Segundo a declaração do mandatário brasileiro, por meio das redes sociais, Allende foi a “primeira vítima” [da ditadura chilena], pelo “crime” de tentar fazer do Chile um país mais desenvolvido e mais justo. O presidente deposto cometeu suicídio no mesmo dia do golpe por rechaçar qualquer possibilidade de renúncia ou rendição, mas admitindo que não conseguiria mais retardar os militares.

“Sem a democracia, aquilo que nos faz seres humanos desaparece”, continuou Lula, reconhecendo que, após o sufoco pelo autoritarismo, países como Chile, Argentina e Uruguai “voltaram a respirar”.

Pela ocasião dos 50 anos do golpe, o Chile sedia eventos que rememoram a data até o final desta segunda. Lula designou o ministro da Justiça e Segurança Pública, Flávio Dino, e o ministro dos Direitos Humanos e da Cidadania, Silvio Almeida, para representá-lo em Santiago.

Outros líderes e mandatários também manifestaram-se em apoio ao Chile, confira: 

Alberto Fernández – Argentina

Com vídeo gravado e enviado à Presidência chilena, de Gabriel Boric, o mandatário da Argentina, Alberto Fernández, disse “recordar perfeitamente daquele 11 de setembro de 1973”. 
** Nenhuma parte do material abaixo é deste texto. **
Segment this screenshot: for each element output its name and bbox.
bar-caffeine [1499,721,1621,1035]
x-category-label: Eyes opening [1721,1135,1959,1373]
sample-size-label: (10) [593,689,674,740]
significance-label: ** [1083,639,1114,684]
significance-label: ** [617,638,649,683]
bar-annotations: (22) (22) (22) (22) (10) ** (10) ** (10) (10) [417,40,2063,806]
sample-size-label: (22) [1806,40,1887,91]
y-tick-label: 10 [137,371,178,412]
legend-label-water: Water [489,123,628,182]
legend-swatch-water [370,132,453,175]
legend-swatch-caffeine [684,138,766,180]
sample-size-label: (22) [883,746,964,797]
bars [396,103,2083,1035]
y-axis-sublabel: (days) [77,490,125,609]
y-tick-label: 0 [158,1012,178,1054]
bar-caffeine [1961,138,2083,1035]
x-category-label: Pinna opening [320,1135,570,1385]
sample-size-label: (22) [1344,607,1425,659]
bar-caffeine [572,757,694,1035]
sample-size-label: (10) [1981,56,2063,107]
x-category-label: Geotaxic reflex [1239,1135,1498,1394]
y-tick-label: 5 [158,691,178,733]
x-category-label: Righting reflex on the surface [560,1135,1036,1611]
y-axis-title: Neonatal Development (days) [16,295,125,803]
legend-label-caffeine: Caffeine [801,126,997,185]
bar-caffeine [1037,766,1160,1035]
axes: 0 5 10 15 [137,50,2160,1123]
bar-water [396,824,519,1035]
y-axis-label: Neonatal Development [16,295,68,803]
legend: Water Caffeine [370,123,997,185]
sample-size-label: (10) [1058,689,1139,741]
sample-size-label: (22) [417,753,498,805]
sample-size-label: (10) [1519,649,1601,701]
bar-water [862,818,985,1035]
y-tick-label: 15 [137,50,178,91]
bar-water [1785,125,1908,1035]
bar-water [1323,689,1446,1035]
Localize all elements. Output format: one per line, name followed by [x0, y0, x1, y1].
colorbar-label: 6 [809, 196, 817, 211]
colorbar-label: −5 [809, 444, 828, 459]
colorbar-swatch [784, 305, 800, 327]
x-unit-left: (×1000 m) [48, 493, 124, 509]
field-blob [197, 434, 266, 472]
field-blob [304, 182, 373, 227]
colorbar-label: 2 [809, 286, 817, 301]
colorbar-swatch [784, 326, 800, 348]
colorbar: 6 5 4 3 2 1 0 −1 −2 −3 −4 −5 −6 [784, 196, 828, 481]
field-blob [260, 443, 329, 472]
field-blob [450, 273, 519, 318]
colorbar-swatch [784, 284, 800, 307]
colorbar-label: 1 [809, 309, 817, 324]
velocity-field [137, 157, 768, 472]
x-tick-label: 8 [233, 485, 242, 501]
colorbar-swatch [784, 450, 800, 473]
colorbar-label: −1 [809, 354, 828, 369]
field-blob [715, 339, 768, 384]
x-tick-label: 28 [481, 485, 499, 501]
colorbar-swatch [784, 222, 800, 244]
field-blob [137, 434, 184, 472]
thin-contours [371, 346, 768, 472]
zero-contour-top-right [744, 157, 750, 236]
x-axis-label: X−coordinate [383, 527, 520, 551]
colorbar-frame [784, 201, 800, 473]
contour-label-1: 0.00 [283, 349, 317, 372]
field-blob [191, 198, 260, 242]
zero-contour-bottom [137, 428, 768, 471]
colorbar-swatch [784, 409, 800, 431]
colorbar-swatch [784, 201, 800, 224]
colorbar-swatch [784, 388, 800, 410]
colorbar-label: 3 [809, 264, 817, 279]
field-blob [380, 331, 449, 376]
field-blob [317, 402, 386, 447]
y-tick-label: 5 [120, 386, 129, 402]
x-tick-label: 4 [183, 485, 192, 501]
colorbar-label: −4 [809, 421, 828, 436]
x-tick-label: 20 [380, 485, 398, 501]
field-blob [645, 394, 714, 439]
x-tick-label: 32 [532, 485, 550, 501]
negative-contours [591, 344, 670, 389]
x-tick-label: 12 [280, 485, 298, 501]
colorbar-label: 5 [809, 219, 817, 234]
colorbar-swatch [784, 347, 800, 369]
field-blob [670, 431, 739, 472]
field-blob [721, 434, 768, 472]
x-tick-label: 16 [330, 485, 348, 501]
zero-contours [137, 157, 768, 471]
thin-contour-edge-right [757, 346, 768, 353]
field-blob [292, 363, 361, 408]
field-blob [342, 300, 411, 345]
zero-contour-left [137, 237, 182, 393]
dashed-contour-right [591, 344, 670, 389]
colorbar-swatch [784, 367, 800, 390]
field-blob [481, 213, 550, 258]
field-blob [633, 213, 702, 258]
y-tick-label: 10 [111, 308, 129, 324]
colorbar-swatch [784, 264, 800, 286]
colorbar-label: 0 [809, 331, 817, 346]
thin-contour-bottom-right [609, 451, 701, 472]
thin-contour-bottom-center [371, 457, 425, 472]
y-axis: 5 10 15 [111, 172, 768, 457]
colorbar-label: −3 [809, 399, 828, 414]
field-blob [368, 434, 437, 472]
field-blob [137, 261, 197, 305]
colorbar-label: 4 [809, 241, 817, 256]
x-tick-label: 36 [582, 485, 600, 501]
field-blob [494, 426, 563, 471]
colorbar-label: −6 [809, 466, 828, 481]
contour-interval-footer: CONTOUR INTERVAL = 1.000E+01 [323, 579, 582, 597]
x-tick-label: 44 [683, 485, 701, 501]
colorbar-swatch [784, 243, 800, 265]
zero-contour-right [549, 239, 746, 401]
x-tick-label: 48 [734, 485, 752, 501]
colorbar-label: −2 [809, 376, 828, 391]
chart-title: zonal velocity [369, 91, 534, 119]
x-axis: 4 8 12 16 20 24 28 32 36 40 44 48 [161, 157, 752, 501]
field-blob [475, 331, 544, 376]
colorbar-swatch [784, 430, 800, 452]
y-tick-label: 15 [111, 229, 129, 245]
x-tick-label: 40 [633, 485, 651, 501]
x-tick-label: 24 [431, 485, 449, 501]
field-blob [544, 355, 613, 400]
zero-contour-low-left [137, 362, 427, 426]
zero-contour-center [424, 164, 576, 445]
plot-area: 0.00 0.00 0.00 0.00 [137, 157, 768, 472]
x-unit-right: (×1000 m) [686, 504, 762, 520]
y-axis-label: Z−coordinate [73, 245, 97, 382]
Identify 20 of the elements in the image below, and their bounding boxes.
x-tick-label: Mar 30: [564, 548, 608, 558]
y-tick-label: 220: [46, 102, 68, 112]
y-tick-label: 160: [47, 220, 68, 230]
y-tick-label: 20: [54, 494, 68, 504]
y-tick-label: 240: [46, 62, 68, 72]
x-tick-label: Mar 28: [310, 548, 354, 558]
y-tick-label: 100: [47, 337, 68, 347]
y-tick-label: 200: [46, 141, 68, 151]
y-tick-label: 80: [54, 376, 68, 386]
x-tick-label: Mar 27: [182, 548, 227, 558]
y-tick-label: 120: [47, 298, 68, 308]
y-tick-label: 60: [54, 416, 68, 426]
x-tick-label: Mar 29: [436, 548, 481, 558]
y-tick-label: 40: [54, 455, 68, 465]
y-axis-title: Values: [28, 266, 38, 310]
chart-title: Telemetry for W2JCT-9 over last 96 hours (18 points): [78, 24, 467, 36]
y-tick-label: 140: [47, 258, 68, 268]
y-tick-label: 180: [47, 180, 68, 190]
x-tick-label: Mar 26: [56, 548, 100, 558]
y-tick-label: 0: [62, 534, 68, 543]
“Tínhamos visto que para lá da cordilheira se tinha instalado um governo popular pela primeira vez, que estava revisando as lógicas conservadoras de uma sociedade que se sentia dona se seus países. Nos dias de Salvador Allende, o víamos como um exemplo de democracia que estava produzindo uma revolução”, discursou Fernández. 

Mas “tudo ficou obscuro. Não sabíamos quem era Pinochet, mas sabíamos o que poderia acontecer no Chile”, recordou o ´presidente.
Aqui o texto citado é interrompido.